As if you needed any more proof that there is something wrong with the U.S. Patent system, Apple has been awarded a patent for using Slide to Unlock as a means of unlocking  phone.

The Slide to Unlock action gained popularity with the iPhone in 2007, and since then has come to pretty much every smartphone platform. Now that Apple has the patent on Slide to Unlock, which was filed in December 2005, no other devices get to use this method of unlocking.

It will not likely affect the devices already in your hands, but it will be interesting to see if Google changes anything in Android 4.0.

Slide to unlock patented

Apple owns Slide to Unlock

Currently, the following devices use some form of slide to unlock;

  • Android Smartphones and Tablets
  • Windows Phone Devices
  • Windows 8 Tablets

We know that Apple loves to get legal with Samsung on patents, so I wouldn’t be surprised to see a filing against the Samsung Galaxy Nexus in the near future. While the new version of Android 4.0 uses a different sliding interface, you are still sliding to unlock, which may prove to be an issue.
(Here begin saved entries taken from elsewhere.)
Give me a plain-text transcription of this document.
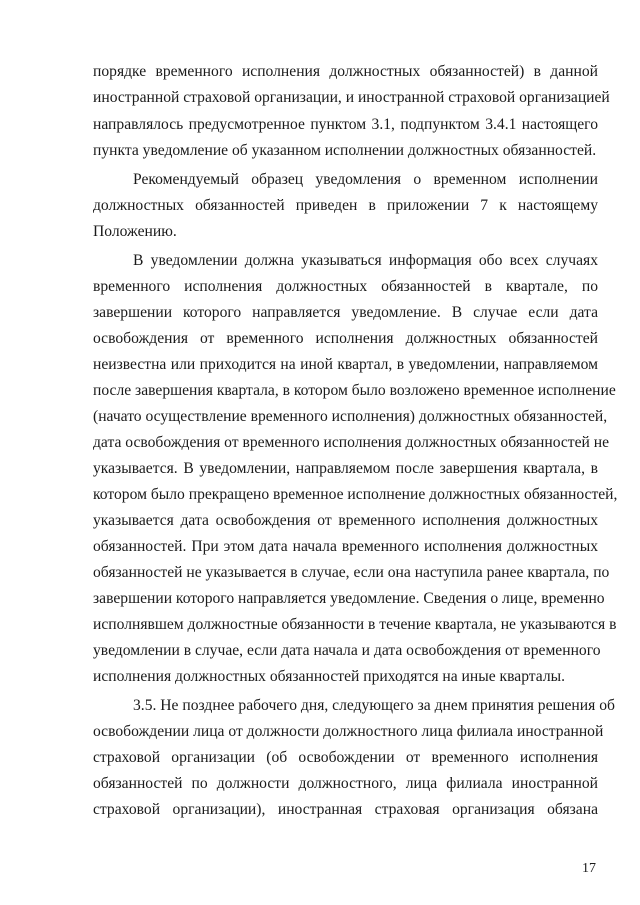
порядке временного исполнения должностных обязанностей) в данной
иностранной страховой организации, и иностранной страховой организацией
направлялось предусмотренное пунктом 3.1, подпунктом 3.4.1 настоящего
пункта уведомление об указанном исполнении должностных обязанностей.
Рекомендуемый образец уведомления о временном исполнении
должностных обязанностей приведен в приложении 7 к настоящему
Положению.
В уведомлении должна указываться информация обо всех случаях
временного исполнения должностных обязанностей в квартале, по
завершении которого направляется уведомление. В случае если дата
освобождения от временного исполнения должностных обязанностей
неизвестна или приходится на иной квартал, в уведомлении, направляемом
после завершения квартала, в котором было возложено временное исполнение
(начато осуществление временного исполнения) должностных обязанностей,
дата освобождения от временного исполнения должностных обязанностей не
указывается. В уведомлении, направляемом после завершения квартала, в
котором было прекращено временное исполнение должностных обязанностей,
указывается дата освобождения от временного исполнения должностных
обязанностей. При этом дата начала временного исполнения должностных
обязанностей не указывается в случае, если она наступила ранее квартала, по
завершении которого направляется уведомление. Сведения о лице, временно
исполнявшем должностные обязанности в течение квартала, не указываются в
уведомлении в случае, если дата начала и дата освобождения от временного
исполнения должностных обязанностей приходятся на иные кварталы.
3.5. Не позднее рабочего дня, следующего за днем принятия решения об
освобождении лица от должности должностного лица филиала иностранной
страховой организации (об освобождении от временного исполнения
обязанностей по должности должностного, лица филиала иностранной
страховой организации), иностранная страховая организация обязана
17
This phone will also allow you to unlock with facial recognition, which is cool, but can’t help you unlock to inconspicuously check your email in a meeting.

Why is this so ridiculous? Even if you do think that companies should be able to patent designs and actions such as slide to unlock, the video below shows an earlier device using a slide to unlock gesture.

If you skip to 4 minutes in, you can see the Neonode N1m being unlocked with a slide action. This doesn’t look the same as the iPhone, but remember, the Android unlock screens don’t look exactly like the iPhone slide to unlock.

It will be interesting to see how this changes the way we unlock our devices. The Samsung Stratosphere, which just came out on Verizon, has a puzzle unlock control. You are asked to put a piece of a puzzle in the correct spot to unlock the phone. I’m not sure if this method is safe, but perhaps this will keep some devices safe.